Claude Monet and Andy WarholA tour through Princeton's Art Museum.
Over intersession this year, I spent five days with artists Claude Monet and Andy Warhol, and the mosaics from Antioch on the Orontes, an ancient Greco-Roman city, to complete training to become a guide in the Princeton University Art Museum. The Museum, established alongside the Department of Art and Archeology in 1882, has evolved from the early collection to now encompass more than 97,000 art objects in its “encyclopedic” collection.
The Museum exists as an extension of the academic boundaries of the University. It is a center of cultural life — a microcosmic collection of the shared cultural patrimony of the world, and the site of intersections of discussions and debates.
Art has been a formative force in the development of my academic interests. In the spring semester of my first year at Princeton, I took a seminar on American Realism titled “The Perils of Painting.” My professor, Rachael DeLue, challenged us to question the interactions between words and ideas and art: How do you talk about representation? How do you talk about what is “real”? Like many courses at Princeton, this course challenged me not only to understand the course material, but also to evolve new conceptual approaches to questions.
Monet’s "Water Lilies and Japanese Bridge," a painting in the European Art Gallery in the Princeton Art Museum, embodies these questions and conversations. Monet, a leading figure in the Impressionist Movement revolutionized the understanding of light and color, shifting away from traditional Neoclassical emphasis on shadow and narrative. Monet represents the intersections between tradition and innovation and between understanding and interpretation. This piece engages closely with those intersections, as Monet intertwines light with color and engages with a unique temporal dialogue between the style’s fixation with the “immediate impression” and the external permanence of the art form.
“Intersection” is one of my favorite words because it so broadly encapsulates the way that peoples, cultures and ideas interact. As a senior in high school, I was confident that I would pursue a concentration in comparative literature at Princeton because comparative literature encompasses the kinds of conversations that I am passionate about — conversations about the way different languages and cultures interact or about the way words and ideas inform and influence each other.
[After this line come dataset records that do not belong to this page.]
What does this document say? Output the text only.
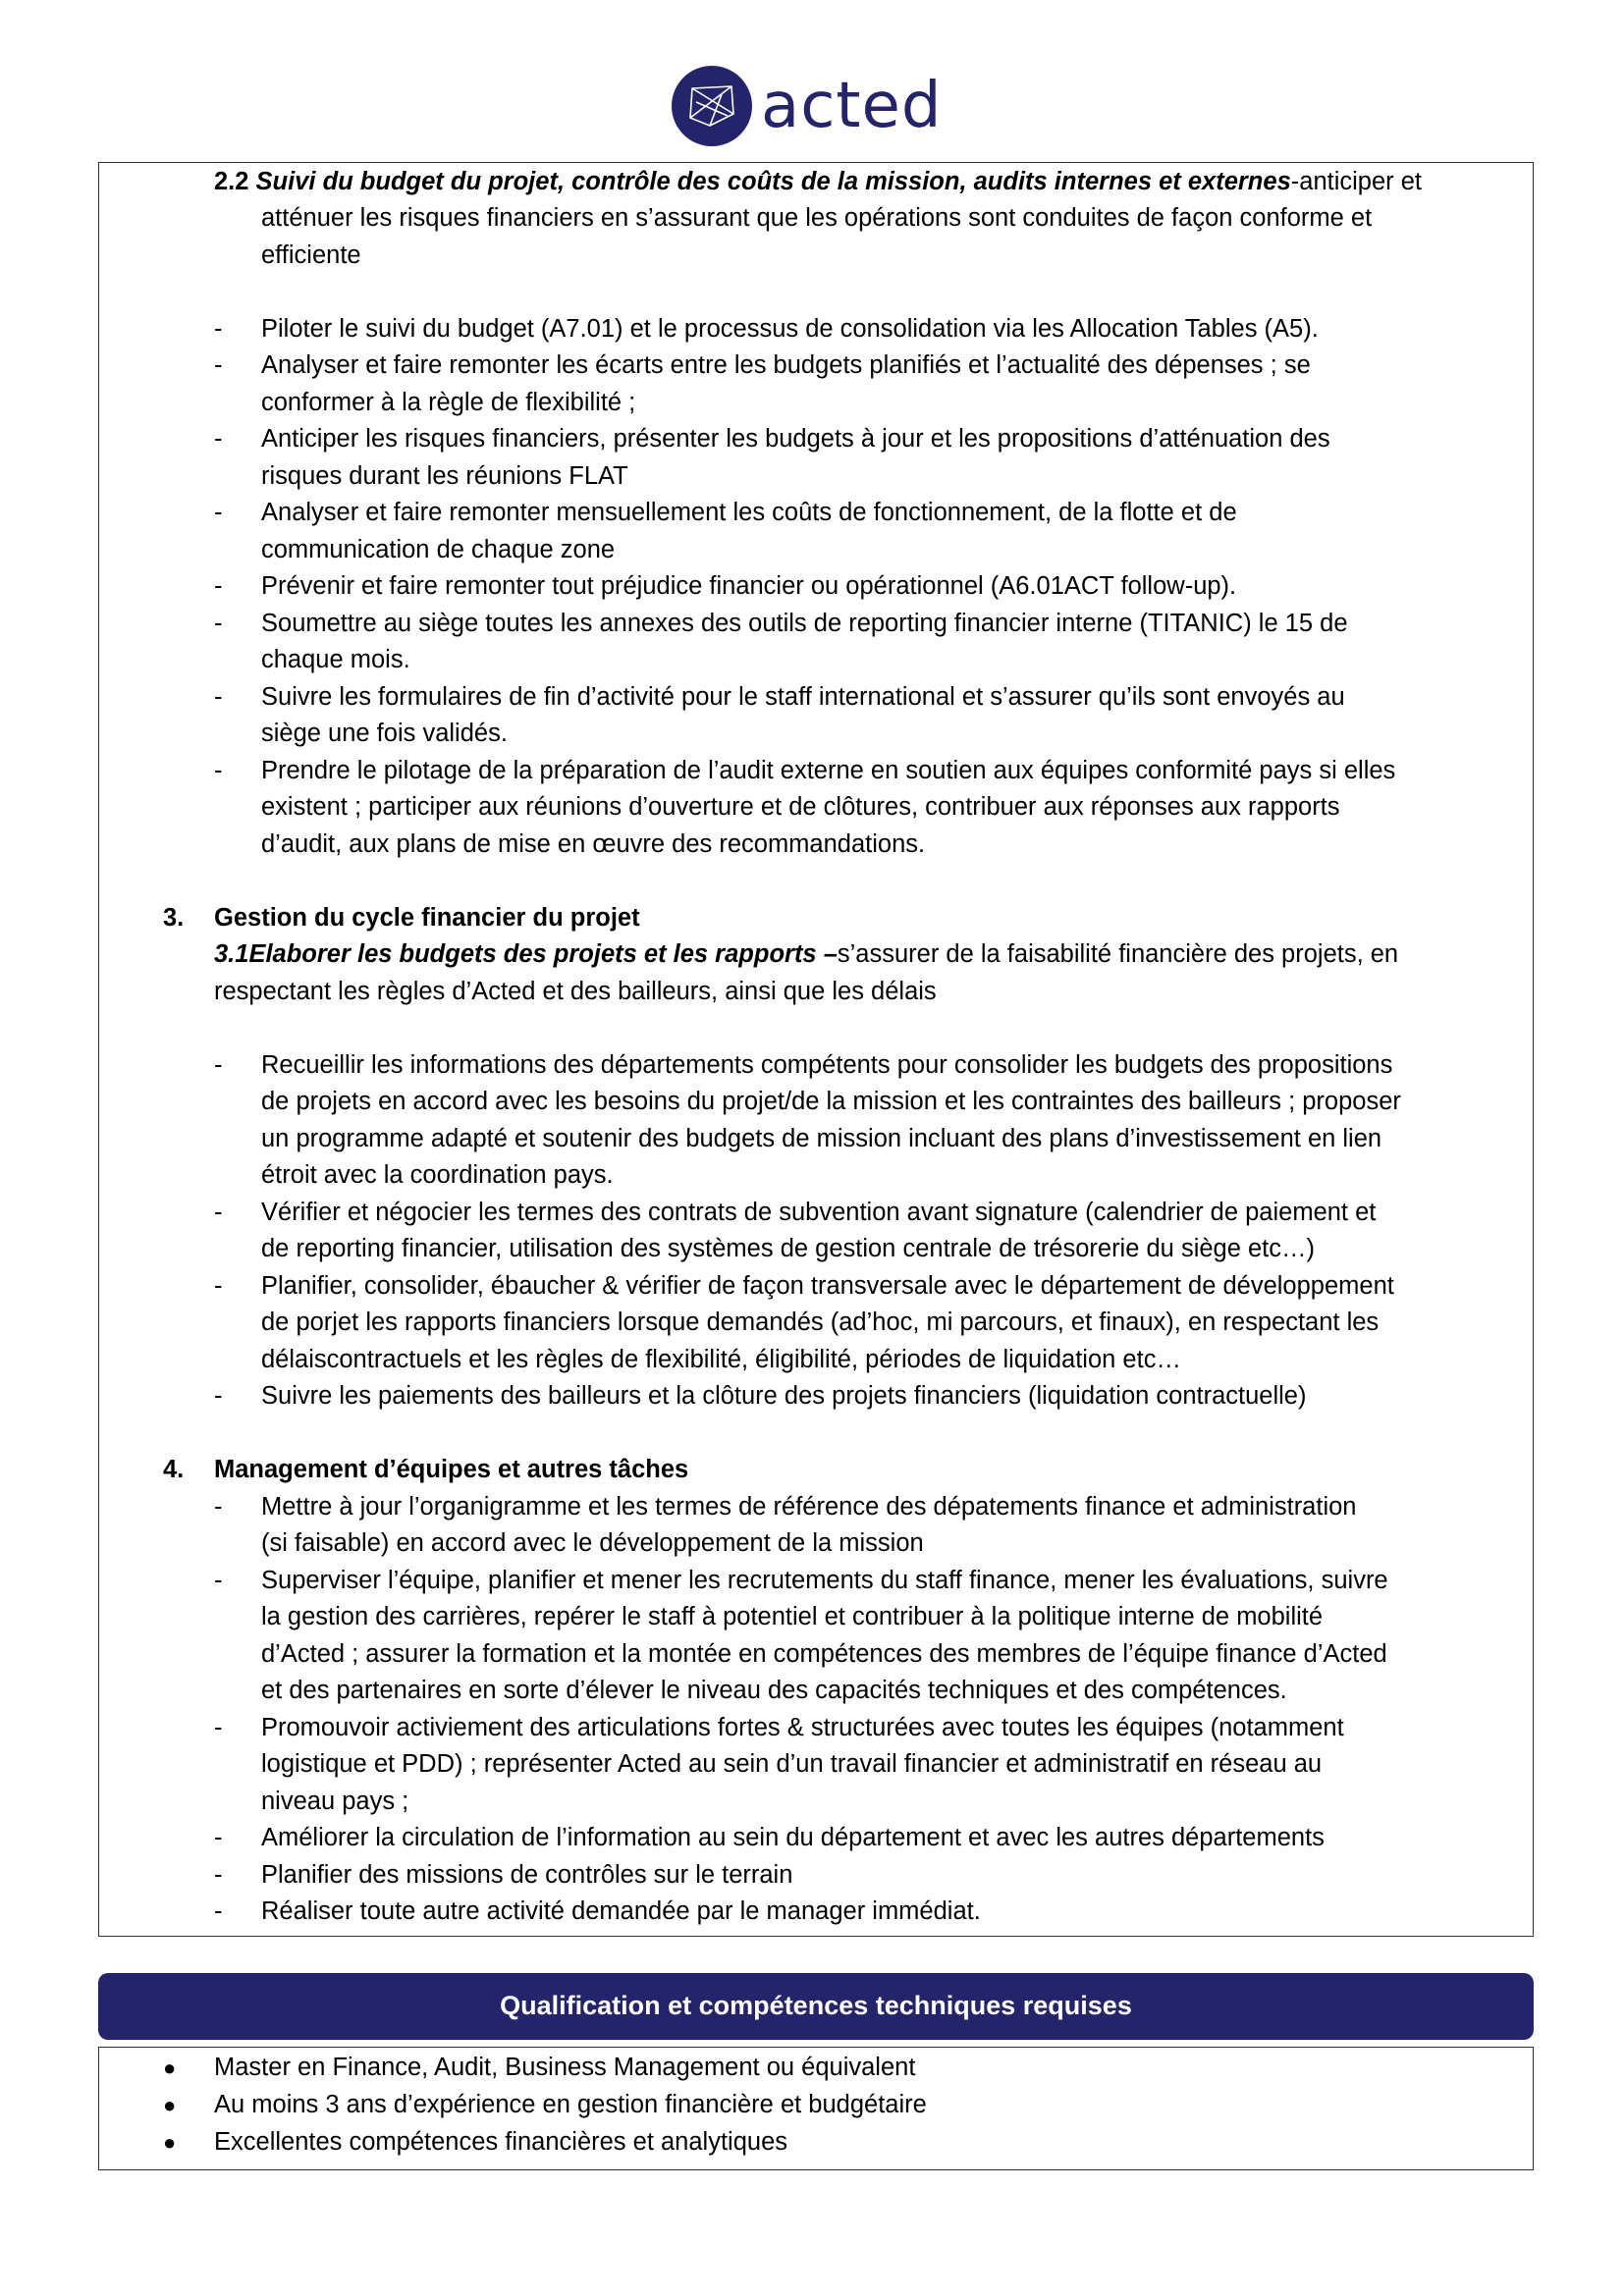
acted
2.2 Suivi du budget du projet, contrôle des coûts de la mission, audits internes et externes-anticiper et
atténuer les risques financiers en s’assurant que les opérations sont conduites de façon conforme et
efficiente
- Piloter le suivi du budget (A7.01) et le processus de consolidation via les Allocation Tables (A5).
- Analyser et faire remonter les écarts entre les budgets planifiés et l’actualité des dépenses ; se
conformer à la règle de flexibilité ;
- Anticiper les risques financiers, présenter les budgets à jour et les propositions d’atténuation des
risques durant les réunions FLAT
- Analyser et faire remonter mensuellement les coûts de fonctionnement, de la flotte et de
communication de chaque zone
- Prévenir et faire remonter tout préjudice financier ou opérationnel (A6.01ACT follow-up).
- Soumettre au siège toutes les annexes des outils de reporting financier interne (TITANIC) le 15 de
chaque mois.
- Suivre les formulaires de fin d’activité pour le staff international et s’assurer qu’ils sont envoyés au
siège une fois validés.
- Prendre le pilotage de la préparation de l’audit externe en soutien aux équipes conformité pays si elles
existent ; participer aux réunions d’ouverture et de clôtures, contribuer aux réponses aux rapports
d’audit, aux plans de mise en œuvre des recommandations.
3. Gestion du cycle financier du projet
3.1Elaborer les budgets des projets et les rapports –s’assurer de la faisabilité financière des projets, en
respectant les règles d’Acted et des bailleurs, ainsi que les délais
- Recueillir les informations des départements compétents pour consolider les budgets des propositions
de projets en accord avec les besoins du projet/de la mission et les contraintes des bailleurs ; proposer
un programme adapté et soutenir des budgets de mission incluant des plans d’investissement en lien
étroit avec la coordination pays.
- Vérifier et négocier les termes des contrats de subvention avant signature (calendrier de paiement et
de reporting financier, utilisation des systèmes de gestion centrale de trésorerie du siège etc…)
- Planifier, consolider, ébaucher & vérifier de façon transversale avec le département de développement
de porjet les rapports financiers lorsque demandés (ad’hoc, mi parcours, et finaux), en respectant les
délaiscontractuels et les règles de flexibilité, éligibilité, périodes de liquidation etc…
- Suivre les paiements des bailleurs et la clôture des projets financiers (liquidation contractuelle)
4. Management d’équipes et autres tâches
- Mettre à jour l’organigramme et les termes de référence des dépatements finance et administration
(si faisable) en accord avec le développement de la mission
- Superviser l’équipe, planifier et mener les recrutements du staff finance, mener les évaluations, suivre
la gestion des carrières, repérer le staff à potentiel et contribuer à la politique interne de mobilité
d’Acted ; assurer la formation et la montée en compétences des membres de l’équipe finance d’Acted
et des partenaires en sorte d’élever le niveau des capacités techniques et des compétences.
- Promouvoir activiement des articulations fortes & structurées avec toutes les équipes (notamment
logistique et PDD) ; représenter Acted au sein d’un travail financier et administratif en réseau au
niveau pays ;
- Améliorer la circulation de l’information au sein du département et avec les autres départements
- Planifier des missions de contrôles sur le terrain
- Réaliser toute autre activité demandée par le manager immédiat.
Qualification et compétences techniques requises
● Master en Finance, Audit, Business Management ou équivalent
● Au moins 3 ans d’expérience en gestion financière et budgétaire
● Excellentes compétences financières et analytiques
I thrive on the kinds of questions that confront understanding and prompt connections and interactions. I thrive on the questions that both seek to examine and create intersections.
The museum has extended the intellectual boundaries of my education, providing me with the forum to continue to discuss these questions. The museum allowed me to see new forms of intersections. There is nothing predetermined about interpretation. There is nothing predetermined about art.